July 1, 2020 Update: Executive Order 20-121 (“EO 121”) was issued on May 14, 2020 by Governor DeSantis. It extended EO 20-94 through the end of the day on June 1, 2020. Unfortunately, EO 20-121 did not clarify whether EO 20-94 was intended to also cover homeowner’s association and condominium association lien foreclosure actions. It also did not provide an exception for vacant properties. Instead, EO 20-121 merely read: “I hereby extend Executive Order 20-94 until 12:01 a.m. on June 2, 2020.”
Executive Order 20-137 (“EO 137”) was issued on June 1, 2020 by Governor DeSantis. It extended EO 20-94 through the end of the day on June 30, 2020. Unfortunately, EO 20-137 did not clarify whether EO 20-94 was intended to also cover homeowner’s association and condominium association lien foreclosure actions. It also did not provide an exception for vacant properties. Instead, EO 20-137 merely read: “I hereby extend Executive Order 20-94 until 12:01 a.m. on July 1, 2020.”

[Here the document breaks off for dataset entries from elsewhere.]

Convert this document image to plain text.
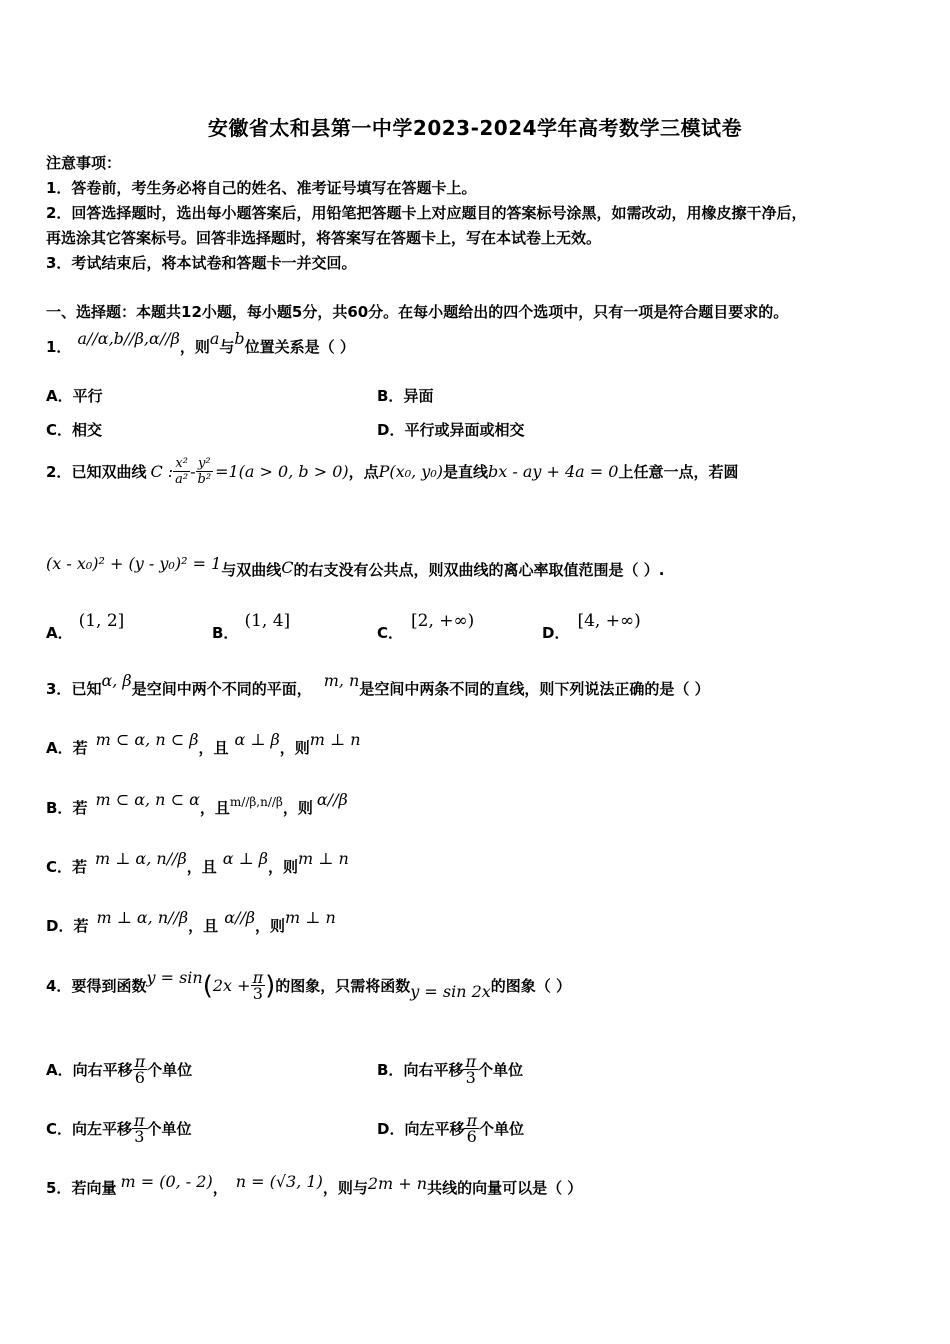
安徽省太和县第一中学2023-2024学年高考数学三模试卷
注意事项：
1．答卷前，考生务必将自己的姓名、准考证号填写在答题卡上。
2．回答选择题时，选出每小题答案后，用铅笔把答题卡上对应题目的答案标号涂黑，如需改动，用橡皮擦干净后，
再选涂其它答案标号。回答非选择题时，将答案写在答题卡上，写在本试卷上无效。
3．考试结束后，将本试卷和答题卡一并交回。
一、选择题：本题共12小题，每小题5分，共60分。在每小题给出的四个选项中，只有一项是符合题目要求的。
1． a//α,b//β,α//β ，则 a 与 b 位置关系是（ ）
A．平行	B．异面
C．相交	D．平行或异面或相交
2． 已知双曲线 C : $\frac{\text{x²}}{\text{a²}} - \frac{\text{y²}}{\text{b²}} =1(a > 0$, b > 0) ，点 P(x₀, y₀) 是直线 bx - ay + 4a = 0 上任意一点，若圆
(x - x₀)² + (y - y₀)² = 1 与双曲线 C 的右支没有公共点，则双曲线的离心率取值范围是（ ）.
A．
(1, 2]
B．
(1, 4]
C．
[2, +∞)
D．
[4, +∞)
3． 已知 α, β 是空间中两个不同的平面， m, n 是空间中两条不同的直线，则下列说法正确的是（ ）
A． 若 m ⊂ α, n ⊂ β ，且 α ⊥ β ，则 m ⊥ n
B． 若 m ⊂ α, n ⊂ α ，且 m//β,n//β ，则 α//β
C． 若 m ⊥ α, n//β ，且 α ⊥ β ，则 m ⊥ n
D． 若 m ⊥ α, n//β ，且 α//β ，则 m ⊥ n
4． 要得到函数 y = sin ( $2x + \frac{\pi}{3}$ ) 的图象，只需将函数 y = sin 2x 的图象（ ）
A． 向右平移 $\frac{\pi}{6}$ 个单位	B． 向右平移 $\frac{\pi}{3}$ 个单位
C． 向左平移 $\frac{\pi}{3}$ 个单位	D． 向左平移 $\frac{\pi}{6}$ 个单位
5． 若向量 m = (0, - 2) ， n = (√3, 1) ，则与 2m + n 共线的向量可以是（ ）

On June 30th, only hours away from the expiration of the existing Executive Order (“EO 137”) which provides a statewide moratorium against both residential mortgage foreclosure actions and residential eviction of tenants, Governor DeSantis signed Executive Order 20-159 that extended those moratoriums for another month. Once again, this new order didn’t clarify whether EO 20-94 was intended to cover homeowner’s and condominium association lien foreclosure actions, although it has been read by most Florida trial courts to also apply to residential lien foreclosure actions.